As long as people continue to think of Facebook as their personal diary (a personal diary viewable by everyone from your sixth grade best friend to your dentist), there are going to be problems. And, consequently, there are going to be lawsuits, because that’s just how people roll these days.

Take the case of Dawnmarie Souza, an employee of American Medical Response of Connecticut. After a dispute with her supervisor, Souza, on her own time and not at work, posted disparaging remarks about him on her Facebook page. Some of her coworkers then posted comments supporting Ms. Souza’s criticism of the supervisor. American Medical then fired Ms. Souza because she violated company policy against depicting the company in any way on social media websites without permission.
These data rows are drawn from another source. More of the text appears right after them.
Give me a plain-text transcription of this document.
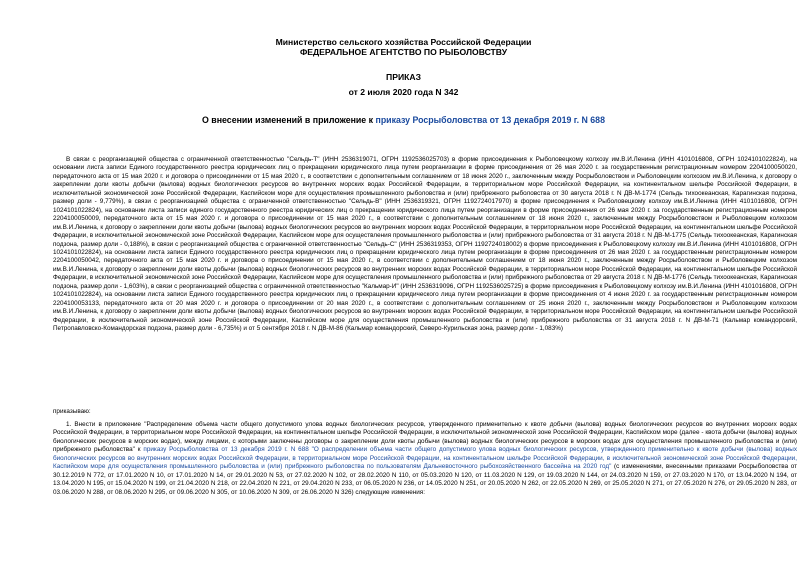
Министерство сельского хозяйства Российской Федерации
ФЕДЕРАЛЬНОЕ АГЕНТСТВО ПО РЫБОЛОВСТВУ
ПРИКАЗ
от 2 июля 2020 года N 342
О внесении изменений в приложение к приказу Росрыболовства от 13 декабря 2019 г. N 688
В связи с реорганизацией общества с ограниченной ответственностью "Сельдь-Т" (ИНН 2536319071, ОГРН 1192536025703) в форме присоединения к Рыболовецкому колхозу им.В.И.Ленина (ИНН 4101016808, ОГРН 1024101022824), на основании листа записи Единого государственного реестра юридических лиц о прекращении юридического лица путем реорганизации в форме присоединения от 26 мая 2020 г. за государственным регистрационным номером 2204100050020, передаточного акта от 15 мая 2020 г. и договора о присоединении от 15 мая 2020 г., в соответствии с дополнительным соглашением от 18 июня 2020 г., заключенным между Росрыболовством и Рыболовецким колхозом им.В.И.Ленина, к договору о закреплении доли квоты добычи (вылова) водных биологических ресурсов во внутренних морских водах Российской Федерации, в территориальном море Российской Федерации, на континентальном шельфе Российской Федерации, в исключительной экономической зоне Российской Федерации, Каспийском море для осуществления промышленного рыболовства и (или) прибрежного рыболовства от 30 августа 2018 г. N ДВ-М-1774 (Сельдь тихоокеанская, Карагинская подзона, размер доли - 9,779%), в связи с реорганизацией общества с ограниченной ответственностью "Сельдь-В" (ИНН 2536319321, ОГРН 1192724017970) в форме присоединения к Рыболовецкому колхозу им.В.И.Ленина (ИНН 4101016808, ОГРН 1024101022824), на основании листа записи единого государственного реестра юридических лиц о прекращении юридического лица путем реорганизации в форме присоединения от 26 мая 2020 г. за государственным регистрационным номером 2204100050009, передаточного акта от 15 мая 2020 г. и договора о присоединении от 15 мая 2020 г., в соответствии с дополнительным соглашением от 18 июня 2020 г., заключенным между Росрыболовством и Рыболовецким колхозом им.В.И.Ленина, к договору о закреплении доли квоты добычи (вылова) водных биологических ресурсов во внутренних морских водах Российской Федерации, в территориальном море Российской Федерации, на континентальном шельфе Российской Федерации, в исключительной экономической зоне Российской Федерации, Каспийском море для осуществления промышленного рыболовства и (или) прибрежного рыболовства от 31 августа 2018 г. N ДВ-М-1775 (Сельдь тихоокеанская, Карагинская подзона, размер доли - 0,188%), в связи с реорганизацией общества с ограниченной ответственностью "Сельдь-С" (ИНН 2536319353, ОГРН 1192724018002) в форме присоединения к Рыболовецкому колхозу им.В.И.Ленина (ИНН 4101016808, ОГРН 1024101022824), на основании листа записи Единого государственного реестра юридических лиц о прекращении юридического лица путем реорганизации в форме присоединения от 26 мая 2020 г. за государственным регистрационным номером 2204100050042, передаточного акта от 15 мая 2020 г. и договора о присоединении от 15 мая 2020 г., в соответствии с дополнительным соглашением от 18 июня 2020 г., заключенным между Росрыболовством и Рыболовецким колхозом им.В.И.Ленина, к договору о закреплении доли квоты добычи (вылова) водных биологических ресурсов во внутренних морских водах Российской Федерации, в территориальном море Российской Федерации, на континентальном шельфе Российской Федерации, в исключительной экономической зоне Российской Федерации, Каспийском море для осуществления промышленного рыболовства и (или) прибрежного рыболовства от 29 августа 2018 г. N ДВ-М-1776 (Сельдь тихоокеанская, Карагинская подзона, размер доли - 1,603%), в связи с реорганизацией общества с ограниченной ответственностью "Кальмар-И" (ИНН 2536319096, ОГРН 1192536025725) в форме присоединения к Рыболовецкому колхозу им.В.И.Ленина (ИНН 4101016808, ОГРН 1024101022824), на основании листа записи Единого государственного реестра юридических лиц о прекращении юридического лица путем реорганизации в форме присоединения от 4 июня 2020 г. за государственным регистрационным номером 2204100053133, передаточного акта от 20 мая 2020 г. и договора о присоединении от 20 мая 2020 г., в соответствии с дополнительным соглашением от 25 июня 2020 г., заключенным между Росрыболовством и Рыболовецким колхозом им.В.И.Ленина, к договору о закреплении доли квоты добычи (вылова) водных биологических ресурсов во внутренних морских водах Российской Федерации, в территориальном море Российской Федерации, на континентальном шельфе Российской Федерации, в исключительной экономической зоне Российской Федерации, Каспийском море для осуществления промышленного рыболовства и (или) прибрежного рыболовства от 31 августа 2018 г. N ДВ-М-71 (Кальмар командорский, Петропавловско-Командорская подзона, размер доли - 6,735%) и от 5 сентября 2018 г. N ДВ-М-86 (Кальмар командорский, Северо-Курильская зона, размер доли - 1,083%)
приказываю:
1. Внести в приложение "Распределение объема части общего допустимого улова водных биологических ресурсов, утвержденного применительно к квоте добычи (вылова) водных биологических ресурсов во внутренних морских водах Российской Федерации, в территориальном море Российской Федерации, на континентальном шельфе Российской Федерации, в исключительной экономической зоне Российской Федерации, Каспийском море (далее - квота добычи (вылова) водных биологических ресурсов в морских водах), между лицами, с которыми заключены договоры о закреплении доли квоты добычи (вылова) водных биологических ресурсов в морских водах для осуществления промышленного рыболовства и (или) прибрежного рыболовства" к приказу Росрыболовства от 13 декабря 2019 г. N 688 "О распределении объема части общего допустимого улова водных биологических ресурсов, утвержденного применительно к квоте добычи (вылова) водных биологических ресурсов во внутренних морских водах Российской Федерации, в территориальном море Российской Федерации, на континентальном шельфе Российской Федерации, в исключительной экономической зоне Российской Федерации, Каспийском море для осуществления промышленного рыболовства и (или) прибрежного рыболовства по пользователям Дальневосточного рыбохозяйственного бассейна на 2020 год" (с изменениями, внесенными приказами Росрыболовства от 30.12.2019 N 772, от 17.01.2020 N 10, от 17.01.2020 N 14, от 29.01.2020 N 53, от 27.02.2020 N 102, от 28.02.2020 N 110, от 05.03.2020 N 120, от 11.03.2020 N 129, от 19.03.2020 N 144, от 24.03.2020 N 159, от 27.03.2020 N 170, от 13.04.2020 N 194, от 13.04.2020 N 195, от 15.04.2020 N 199, от 21.04.2020 N 218, от 22.04.2020 N 221, от 29.04.2020 N 233, от 06.05.2020 N 236, от 14.05.2020 N 251, от 20.05.2020 N 262, от 22.05.2020 N 269, от 25.05.2020 N 271, от 27.05.2020 N 276, от 29.05.2020 N 283, от 03.06.2020 N 288, от 08.06.2020 N 295, от 09.06.2020 N 305, от 10.06.2020 N 309, от 26.06.2020 N 326) следующие изменения:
Since American Medical had a written policy, the case seemed pretty straightforward. That is, until the Hartford regional office of the National Labor Relations Board (NLRB) stepped in, claiming Souza was wrongfully dismissed because the Facebook activity can be considered a “concerted action.” (Concerted actions are federally protected as part of the right to organize labor in order to discuss unionization of a company.) Kind of like a high-tech Norma Rae.

(OK, now I have a mental image of Souza standing on a table in a hot, crowded plan holding up her iPad with the word “Strike” on it. I guess you’ll have to see the movie to get that one.)

The NLRB’s position will also most likely be tested against case law that has interpreted what employees can be fired for when they’re not on the job. It will be an interesting, precedent-testing case.